Auch im Falle Ilisu verhindert die Geheimniskrämerei der ECAs jegliche demokratische Kontrolle der Geldflüsse aus den Industrieländern. Bekannt ist, dass die Projektträger und die koordinierende Union Bank of Switzerland bei den Exportkreditagenturen Österreichs, Italiens, der Schweiz, Deutschland, UKs, der USA, Japans, Portugals und Schwedens um Finanzierung angesucht haben. Die Schweiz hat bereits die Garantie über 470 Millionen Schweizer Franken für die Firmen ABB und Sulzer-Hydro (damals noch in Schweizer Besitz) übernommen. Positive Beschlüsse liegen auch in Großbritannien und den USA vor, über ein weiteres, gemeinsames Vorgehen der ECAs wird aber angesichts der massiven Proteste, die besonders in Großbritannien auch von PolitikerInnen und aus dem Parlament kommen, in den nächsten Monaten beraten. Ob Österreich das Katastrophenprojekt Ilisu mitfinanzieren wird — jetzt, wo die bauleitende Firma Sulzer Hydro von der ehemals staatlichen VA-Tech übernommen wurde, ein durchaus realistisches Szenario — ist weder von der Kontrollbank noch vom Finanzministerium zu erfahren. Auch zwei parlamentarische Anfragen der Grünen wurden nicht beantwortet, da offiziell kein Antrag auf Exportgarantie vorliege. Soziale und ökologische Aspekte können bei der Beurteilung jedenfalls keine Rolle spielen, versicherte ein Vertreter der Kontrollbank — allenfalls das Risiko eines Wasserkriegs mit Syrien sei ein Grund, eine Exportkreditgarantie (aus rein ökonomischen Gründen) nicht zu gewähren.

Rettung per CD-ROM?

Die beteiligten Firmen, allen voran Sulzer Hydro / VA-Tech, überbieten sich einstweilen in Vorschlägen, die alle Bedenken zu Ilisu-Staudamm aus dem Wege räumen sollen.
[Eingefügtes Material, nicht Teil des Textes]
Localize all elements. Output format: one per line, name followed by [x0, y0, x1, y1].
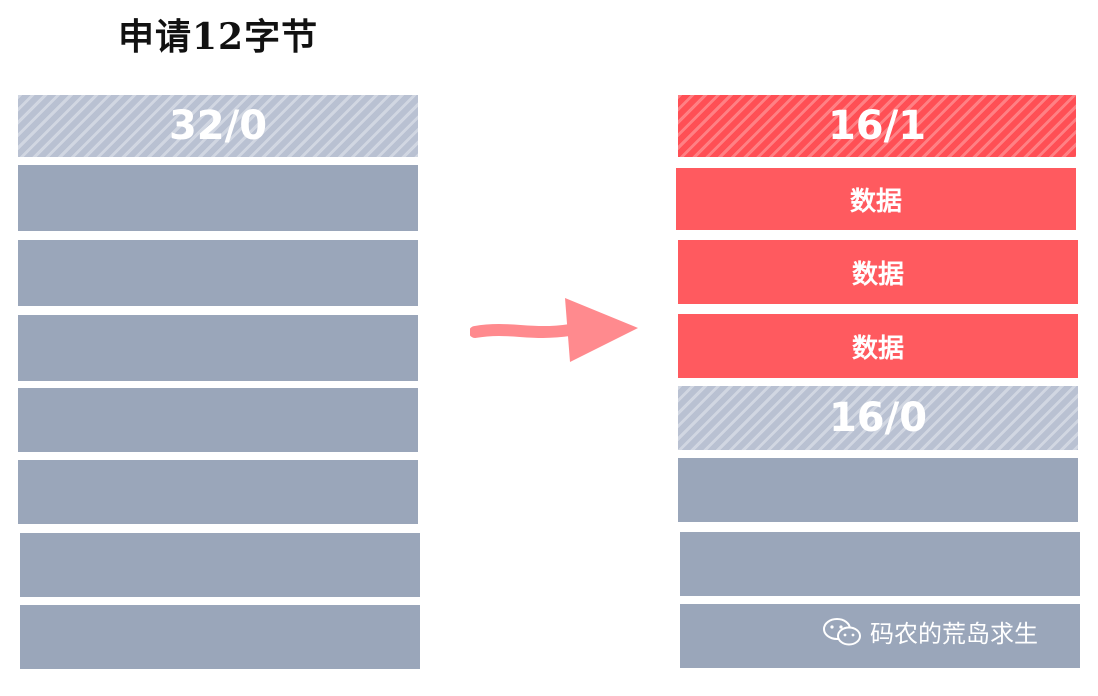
- right-block: [678, 458, 1078, 522]
- right-block: [680, 604, 1080, 668]
- left-block: [20, 605, 420, 669]
- right-free-header-block: 16/0: [678, 386, 1078, 450]
- watermark: 码农的荒岛求生: [822, 614, 1038, 649]
- data-label: 数据: [851, 333, 904, 364]
- data-block: 数据: [678, 240, 1078, 304]
- left-header-block: 32/0: [18, 95, 418, 157]
- left-block: [18, 165, 418, 231]
- left-header-label: 32/0: [168, 103, 268, 149]
- right-arrow-icon: [470, 298, 638, 362]
- right-block: [680, 532, 1080, 596]
- left-block: [18, 460, 418, 524]
- left-block: [18, 240, 418, 306]
- data-block: 数据: [676, 168, 1076, 230]
- data-label: 数据: [851, 259, 904, 290]
- right-allocated-header-label: 16/1: [827, 103, 927, 149]
- data-label: 数据: [849, 186, 902, 217]
- left-block: [18, 388, 418, 452]
- left-block: [18, 315, 418, 381]
- right-allocated-header-block: 16/1: [678, 95, 1076, 157]
- right-free-header-label: 16/0: [828, 395, 928, 441]
- wechat-icon: [823, 617, 861, 645]
- watermark-text: 码农的荒岛求生: [870, 620, 1038, 648]
- diagram-title: 申请12字节: [118, 16, 319, 58]
- data-block: 数据: [678, 314, 1078, 378]
- left-block: [20, 533, 420, 597]
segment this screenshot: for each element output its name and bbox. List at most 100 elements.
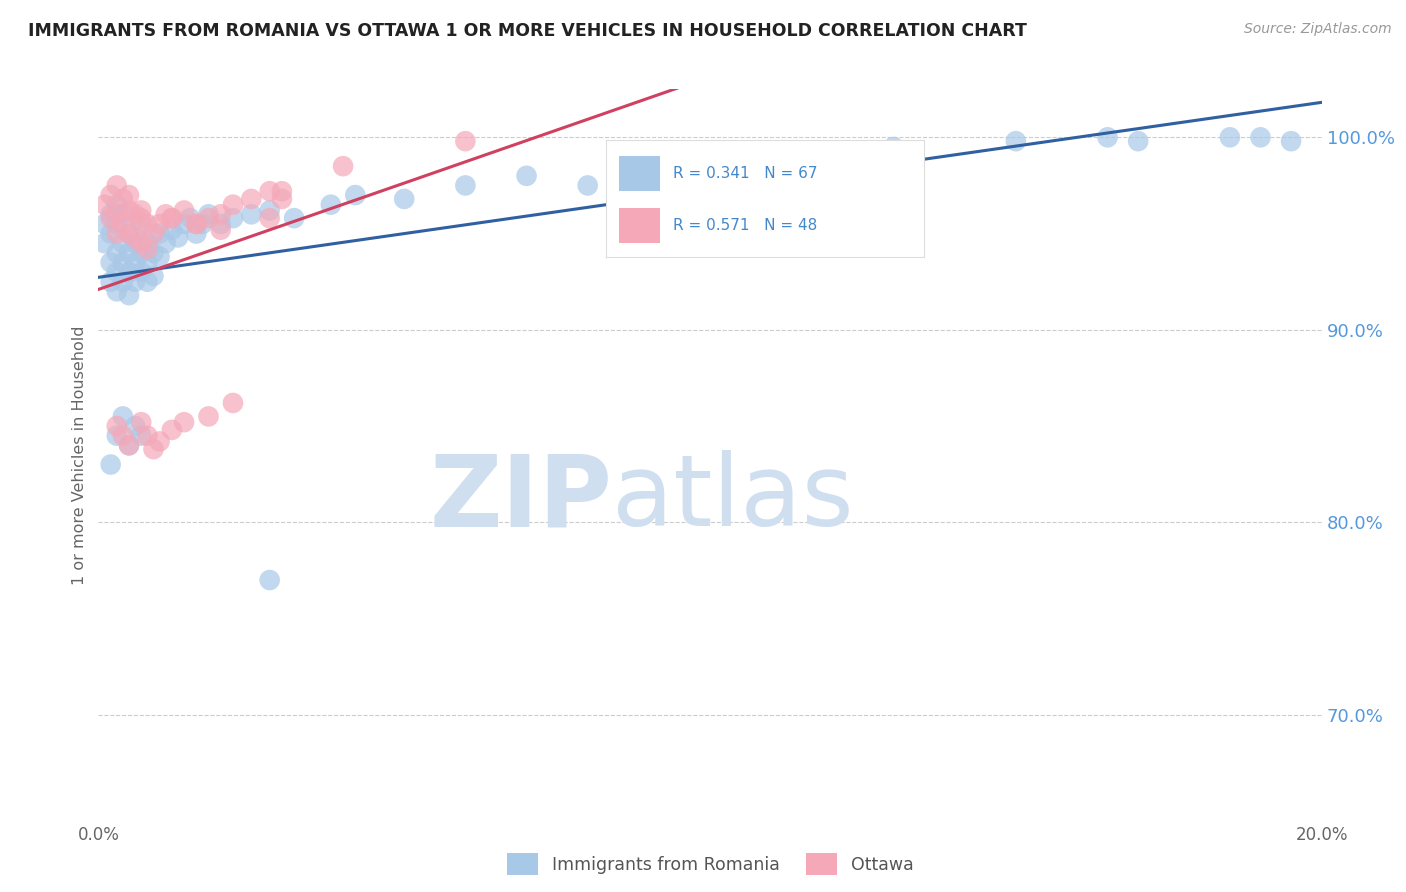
Point [111, 428, 134, 442]
Point [209, 223, 232, 237]
Point [100, 255, 122, 269]
Point [222, 197, 245, 211]
Point [155, 207, 177, 221]
Point [155, 236, 177, 251]
Point [124, 275, 146, 289]
Point [209, 207, 232, 221]
Text: Source: ZipAtlas.com: Source: ZipAtlas.com [1244, 22, 1392, 37]
Point [124, 255, 146, 269]
Point [100, 275, 122, 289]
Point [142, 268, 165, 283]
Point [516, 169, 538, 183]
Point [129, 265, 152, 279]
Point [186, 217, 208, 231]
Point [100, 188, 122, 202]
Point [259, 573, 281, 587]
Point [197, 211, 219, 226]
Point [100, 207, 122, 221]
Point [118, 438, 141, 452]
Point [209, 217, 232, 231]
Point [270, 192, 292, 206]
Point [283, 211, 305, 226]
Point [105, 419, 128, 434]
Point [392, 192, 416, 206]
Point [1219, 130, 1241, 145]
Point [454, 178, 477, 193]
Point [222, 396, 245, 410]
Point [111, 207, 134, 221]
Point [111, 275, 134, 289]
Point [105, 207, 128, 221]
Point [186, 217, 208, 231]
Point [136, 428, 159, 442]
Point [173, 217, 195, 231]
Point [197, 409, 219, 424]
Point [173, 203, 195, 218]
Point [136, 236, 159, 251]
Text: ZIP: ZIP [429, 450, 612, 548]
Point [118, 245, 141, 260]
Point [160, 423, 183, 437]
Point [149, 250, 172, 264]
Point [105, 227, 128, 241]
Point [270, 184, 292, 198]
Point [129, 211, 152, 226]
Point [142, 442, 165, 457]
Point [160, 211, 183, 226]
Point [100, 227, 122, 241]
Point [1279, 134, 1302, 148]
Point [259, 184, 281, 198]
Point [142, 227, 165, 241]
Point [142, 245, 165, 260]
Point [149, 227, 172, 241]
Legend: Immigrants from Romania, Ottawa: Immigrants from Romania, Ottawa [499, 847, 921, 881]
Point [129, 245, 152, 260]
Point [136, 275, 159, 289]
Point [197, 207, 219, 221]
Point [111, 236, 134, 251]
Point [105, 178, 128, 193]
Point [105, 285, 128, 299]
Text: atlas: atlas [612, 450, 853, 548]
Point [240, 207, 263, 221]
Point [93, 197, 115, 211]
Point [1249, 130, 1271, 145]
Text: IMMIGRANTS FROM ROMANIA VS OTTAWA 1 OR MORE VEHICLES IN HOUSEHOLD CORRELATION CH: IMMIGRANTS FROM ROMANIA VS OTTAWA 1 OR M… [28, 22, 1026, 40]
Point [186, 227, 208, 241]
Point [100, 211, 122, 226]
Point [167, 230, 190, 244]
Y-axis label: 1 or more Vehicles in Household: 1 or more Vehicles in Household [72, 326, 87, 584]
Point [191, 217, 214, 231]
Point [1004, 134, 1026, 148]
Point [883, 140, 905, 154]
Point [179, 211, 201, 226]
Point [100, 458, 122, 472]
Point [129, 236, 152, 251]
Point [129, 217, 152, 231]
Point [136, 255, 159, 269]
Point [111, 192, 134, 206]
Point [93, 217, 115, 231]
Point [160, 223, 183, 237]
Point [124, 236, 146, 251]
Point [160, 211, 183, 226]
Point [1097, 130, 1119, 145]
Point [319, 197, 342, 211]
Point [222, 211, 245, 226]
Point [344, 188, 367, 202]
Point [136, 217, 159, 231]
Point [332, 159, 354, 173]
Point [668, 159, 690, 173]
Point [129, 415, 152, 429]
Point [105, 217, 128, 231]
Point [118, 288, 141, 302]
Point [149, 217, 172, 231]
Point [105, 245, 128, 260]
Point [111, 409, 134, 424]
Point [124, 207, 146, 221]
Point [124, 230, 146, 244]
Point [105, 265, 128, 279]
Point [576, 178, 599, 193]
Point [111, 217, 134, 231]
Point [240, 192, 263, 206]
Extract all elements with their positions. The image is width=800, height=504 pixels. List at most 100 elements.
Sulzer Hydro hat angeblich eine Umweltverträglichkeitsprüfung in Auftrag gegeben, die der Öffentlichkeit allerdings vorenthalten wird. Eine weitere Firma hat vorgeschlagen, die Zwangsumsiedlungen der betroffenen Kurden von einer europäischen Firma durchführen zu lassen — damit sei doch garantiert, das alles in schönster Ordnung ablaufen werde. Und auch für die alte Stadt Hasankayef gibt es eine Lösung: Die Monumente, die unter dem Stausee verschwinden werden, sollen auf CD-ROM gebrannt werden und so für alle Zeit erhalten bleiben. Ob dann auch jedeR der zwangsumgesiedelten EinwohnerInnen einen Computer zum Betrachten ihres alten Hauses geschenkt bekommt, wurde nicht dazu gesagt. Aber die meisten Einwohner der zu überflutenden Orte besitzen ohnehin keine Besitztitel für ihre Häuser oder wurden bereits vom Krieg vertrieben — und haben somit keinerlei Ansprüche auf Entschädigung. Auch nicht auf Entschädigung über CD-ROM.